SAN ANTONIO — The tongue-in-cheek title of filmmaker Damian Mc Carthy’s feature debut is “Caveat,” and it tells us everything we need to know about this sparse but sinister movie while providing some misdirection.
Yes, the caveats are aplenty for Isaac (Jonathan French), a lonely soul enlisted by an acquaintance and maybe-friend, Barret (Ben Caplan), to look after his mentally disturbed niece while she refuses to leave the home (more of a glorified outhouse, really) where her father was killed. Oh, and said abode is on an island. Oh, and even ground-level rooms are lit like that basement you never went into when you were 5. Oh, and Isaac must agree to be locked into a leather vest, effectively chaining him to the shack.
The caveats are aplenty, yes, but the ironies which fuel the movie’s first few minutes run out just as we’re realizing Isaac won’t be able to “Run, you idiot!” as the spooks ramp up in spookiness. Make no mistake: This is also (or at least trying to be) a deeply serious tale about undue reckonings, though that keeps the film from becoming as memorable as it could’ve been.

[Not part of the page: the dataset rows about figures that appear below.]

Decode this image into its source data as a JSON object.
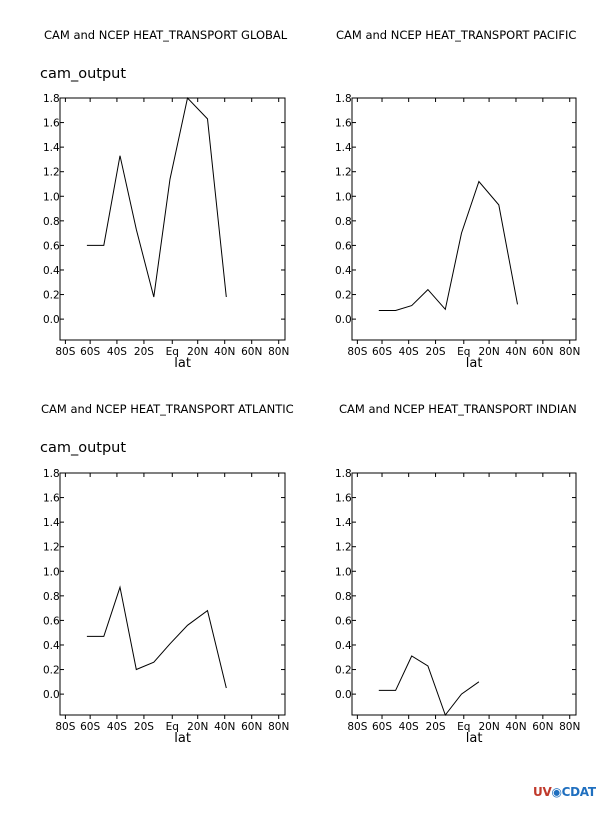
{
  "chart_data": [
    {
      "type": "line",
      "title": "CAM and NCEP HEAT_TRANSPORT GLOBAL",
      "subtitle": "cam_output",
      "xlabel": "lat",
      "ylabel": "",
      "x_ticks": [
        "80S",
        "60S",
        "40S",
        "20S",
        "Eq",
        "20N",
        "40N",
        "60N",
        "80N"
      ],
      "y_ticks": [
        "0.0",
        "0.2",
        "0.4",
        "0.6",
        "0.8",
        "1.0",
        "1.2",
        "1.4",
        "1.6",
        "1.8"
      ],
      "xlim": [
        -90,
        90
      ],
      "ylim": [
        -0.17,
        1.8
      ],
      "series": [
        {
          "x": [
            -68.5,
            -55,
            -42,
            -29,
            -15,
            -2,
            12,
            28,
            43
          ],
          "values": [
            0.6,
            0.6,
            1.33,
            0.73,
            0.18,
            1.14,
            1.8,
            1.63,
            0.18
          ]
        }
      ]
    },
    {
      "type": "line",
      "title": "CAM and NCEP HEAT_TRANSPORT PACIFIC",
      "subtitle": "",
      "xlabel": "lat",
      "ylabel": "",
      "x_ticks": [
        "80S",
        "60S",
        "40S",
        "20S",
        "Eq",
        "20N",
        "40N",
        "60N",
        "80N"
      ],
      "y_ticks": [
        "0.0",
        "0.2",
        "0.4",
        "0.6",
        "0.8",
        "1.0",
        "1.2",
        "1.4",
        "1.6",
        "1.8"
      ],
      "xlim": [
        -90,
        90
      ],
      "ylim": [
        -0.17,
        1.8
      ],
      "series": [
        {
          "x": [
            -68.5,
            -55,
            -42,
            -29,
            -15,
            -2,
            12,
            28,
            43
          ],
          "values": [
            0.07,
            0.07,
            0.11,
            0.24,
            0.08,
            0.7,
            1.12,
            0.93,
            0.12
          ]
        }
      ]
    },
    {
      "type": "line",
      "title": "CAM and NCEP HEAT_TRANSPORT ATLANTIC",
      "subtitle": "cam_output",
      "xlabel": "lat",
      "ylabel": "",
      "x_ticks": [
        "80S",
        "60S",
        "40S",
        "20S",
        "Eq",
        "20N",
        "40N",
        "60N",
        "80N"
      ],
      "y_ticks": [
        "0.0",
        "0.2",
        "0.4",
        "0.6",
        "0.8",
        "1.0",
        "1.2",
        "1.4",
        "1.6",
        "1.8"
      ],
      "xlim": [
        -90,
        90
      ],
      "ylim": [
        -0.17,
        1.8
      ],
      "series": [
        {
          "x": [
            -68.5,
            -55,
            -42,
            -29,
            -15,
            -2,
            12,
            28,
            43
          ],
          "values": [
            0.47,
            0.47,
            0.87,
            0.2,
            0.26,
            0.41,
            0.56,
            0.68,
            0.05
          ]
        }
      ]
    },
    {
      "type": "line",
      "title": "CAM and NCEP HEAT_TRANSPORT INDIAN",
      "subtitle": "",
      "xlabel": "lat",
      "ylabel": "",
      "x_ticks": [
        "80S",
        "60S",
        "40S",
        "20S",
        "Eq",
        "20N",
        "40N",
        "60N",
        "80N"
      ],
      "y_ticks": [
        "0.0",
        "0.2",
        "0.4",
        "0.6",
        "0.8",
        "1.0",
        "1.2",
        "1.4",
        "1.6",
        "1.8"
      ],
      "xlim": [
        -90,
        90
      ],
      "ylim": [
        -0.17,
        1.8
      ],
      "series": [
        {
          "x": [
            -68.5,
            -55,
            -42,
            -29,
            -15,
            -2,
            12
          ],
          "values": [
            0.03,
            0.03,
            0.31,
            0.23,
            -0.17,
            0.0,
            0.1
          ]
        }
      ]
    }
  ],
  "logo": {
    "part1": "UV",
    "part2": "CDAT",
    "mid": "◉"
  }
}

If there’s one more major, ahem, caveat folks should be notified of before venturing into this void, it’s that anything goes and not much will be explained. “Caveat” takes its supernatural flourishes for granted, and expects us to do the same; it’s the only explanation for why Isaac reacts to a tattered rabbit doll’s literal drum-beating as if creepy toys come to life is something he grew up playing with. Is it possessed? Sentient? All in Isaac’s head? Who cares—the screenplay may back itself into corners trying to conjure sincere human drama out of its core mysteries, but that hardly matters when Mc Carthy creates such an inviting (read: horrifying) Russian Doll of dread in a disorienting haunted house where it seems we might traipse into an entirely new realm of terror while rounding the next corner.
The best thing about “Caveat” (which is now available on the horror-centric streaming platform Shudder) is how it manufactures tension from restraint, keeping the steady pulse of its scares beating to the disorderly internal logic that would lead Isaac to agree to such outrageous stipulations for this temporary gig (all for $200 a day; if Mc Carthy wanted to, a couple tweaks in the screenplay might have turned “Caveat” into a cinematic argument for a higher minimum wage).
As it is, the first half of “Caveat” is deliciously simple in its straightforward but carefully thought-out design. A ghoulish caricature of a frowning woman insists on keeping eerie watch on Isaac as he sleeps; the aforementioned rabbit toy from hell guides him to rotten discoveries hidden within walls; and the omnipresence of Isaac’s chain leash is so naturally realized (thanks in no small part to some throat-tightening sound design) that we feel a pang of horror when we watch iron slack slowly being tugged on behind our prisoner. Indeed, the first 40 minutes or so of the sub-90-minute “Caveat” prove to be effective counterprogramming to the biggest horror release of the weekend, the new “Conjuring” blockbuster in which denser narratives and stricter genre boundaries will inevitably mean viewers of that film are more prepared and perhaps ultimately less satisfied.
The narrative thicket grows thornier in “Caveat” as well, its plot taking some needlessly complicated, timeline-juggling turns. That impulses tarnishes the purer goosebumps-inducing moments from earlier. Backstories are expanded upon, slightly, though character motivations remain obtuse if not nonexistent, and “Caveat” loses a sizeable chunk of its dread-inducing charm as its embrace of various horror tropes is loosened by an increasingly busy story—the kind that makes us expect answers where the lack thereof is instead the more intriguing choice. Mc Carthy’s first full-length feature struggles to make the imbalance meaningful.
My advice: Don’t fret too much about keeping story particulars straight. As Isaac’s reclusive roommate, Olga (Leila Sykes, giving a muted but ominous performance), makes us suspicious about what little we’ve been told up to this point, it also strongly establishes the tensions of a darkness-shrouded final third in which this maze of a home becomes a battlefield where the lines between trapped and trapper are increasingly blurred. And even while “Caveat” strains for the weight of a sorta-revenge tale I never much felt hooked by, there’s still a blood-curdling set piece in the homestretch that renews terrifying emphasis on how it’s sometimes better not to peek over your shoulder when we feel something – or someone – keeping close eye on us. When “Caveat” is in peak form, you’ll give anything for Isaac not to, despite our being chained to his limited perspective and inability to escape.
"Caveat" is not rated (a little blood, a lot of dread). It's available to stream on Shudder now.